We also did not get a chance to really know the Klingons to any great extent. Much like his makeup, Kol (Kenneth Mitchell) was painted with a pretty broad brush. In the end, he came across as simply a villain interested in power. He was not even the Klingon who killed Captain Georgiou. In fact, Kol points out that he never met the Captain. This made his defeat less satisfying than it could be.
There were also plot points in Chapter One that seemed to go nowhere. What happened to those mysterious security personnel who wore black delta shield insignias. We saw them momentarily in episode three, but never again. What happened to Harry Mudd when he left Discovery with knowledge of how the ship works? Is he going to try to sell that information? Every moment of screen time should mean something. If it is not paid off, we feel cheated.
L’Rell’s (Mary Chieffo) long game is another sticking point with me. At the mid-season break, we still are very much in the dark as to what she is planning. While it is fine to have some mystery left, her motives are so vague, it is hard to either love or hate her. Or love to hate her. She simply exists.
The producers have promised that as we get closer to Kirk’s five year mission, there will be a bit more dovetailing with the aesthetics of classic Trek. It is unclear where we are in that timeline. If the battle of the binary stars took place ten years before “The Original Series,” and Burnham arrived on Discovery six months later, once you add in the amount of time it took to get to the incidents at the battle at Pahvo, we are roughly 9 years out from TOS now.
Overall, I think the pluses far outweigh the minuses with regards to Chapter One. We know that virtually every Trek series has had an awkward start; each struggling to find its unique voice. “Discovery” is no different. The characters are evolving as the writers and actors get more familiar with how this particular part of the Trek universe works. I think the rushed nature of Chapter One is something that will smooth out in future episodes. Of course, that vision may not be fully realized until season two, but that only give us one more thing to look forward to 2019.

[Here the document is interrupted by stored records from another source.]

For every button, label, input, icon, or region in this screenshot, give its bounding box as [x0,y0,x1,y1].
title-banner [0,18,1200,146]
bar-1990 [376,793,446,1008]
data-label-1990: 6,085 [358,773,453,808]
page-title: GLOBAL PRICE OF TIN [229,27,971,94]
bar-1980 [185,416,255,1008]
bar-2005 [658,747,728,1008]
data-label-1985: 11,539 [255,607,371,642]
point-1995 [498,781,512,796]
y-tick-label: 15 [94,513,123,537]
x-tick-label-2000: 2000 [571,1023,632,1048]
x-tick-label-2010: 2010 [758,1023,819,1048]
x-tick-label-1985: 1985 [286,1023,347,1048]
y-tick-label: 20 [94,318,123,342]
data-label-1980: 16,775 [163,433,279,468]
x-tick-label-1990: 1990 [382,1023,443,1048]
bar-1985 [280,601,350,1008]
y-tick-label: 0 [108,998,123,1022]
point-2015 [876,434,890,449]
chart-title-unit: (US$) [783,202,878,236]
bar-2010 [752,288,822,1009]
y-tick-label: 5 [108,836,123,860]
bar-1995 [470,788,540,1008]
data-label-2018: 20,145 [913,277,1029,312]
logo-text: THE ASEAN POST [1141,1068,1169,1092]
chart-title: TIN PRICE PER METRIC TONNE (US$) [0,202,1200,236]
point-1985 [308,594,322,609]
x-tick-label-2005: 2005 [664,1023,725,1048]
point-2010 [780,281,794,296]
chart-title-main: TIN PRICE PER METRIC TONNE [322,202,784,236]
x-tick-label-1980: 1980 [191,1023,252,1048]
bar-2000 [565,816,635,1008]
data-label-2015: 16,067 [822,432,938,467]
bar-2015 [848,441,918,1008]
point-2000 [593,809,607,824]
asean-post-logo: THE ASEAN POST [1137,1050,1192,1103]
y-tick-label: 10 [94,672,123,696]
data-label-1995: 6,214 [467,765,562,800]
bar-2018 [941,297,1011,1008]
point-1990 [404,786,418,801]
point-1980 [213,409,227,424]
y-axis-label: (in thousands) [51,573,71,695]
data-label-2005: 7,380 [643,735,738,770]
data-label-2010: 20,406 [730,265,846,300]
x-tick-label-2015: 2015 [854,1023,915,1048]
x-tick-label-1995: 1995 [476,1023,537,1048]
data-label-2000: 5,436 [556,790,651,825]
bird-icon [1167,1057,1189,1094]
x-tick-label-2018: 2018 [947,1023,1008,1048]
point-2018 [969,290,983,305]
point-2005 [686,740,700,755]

Next episode: Despite Yourself
Random Thoughts and Observations:
- I loved the huge sensor devices Tyler and Burnham had to place on board the Ship of the Dead. The fact that they lit up and talked felt so classic Trek.
- Very happy that Admiral Cornwell survived. In a previous article, I wrote about women of power on “Discovery”. Nice to see this one could possibly return.
- Why is it always so easy to sneak around on Klingon ships? Why are there so many corridors and rooms for so few crew members?
- Speaking of Klingon ships, why do their commanders always just watch, dumbfounded, while torpedoes hit their vessels at the end of a battle?
- Lorca clearly has no desire to return to Starbase 46. Did his desire to avoid that option cause him to feed new coordinates into the spore drive controls?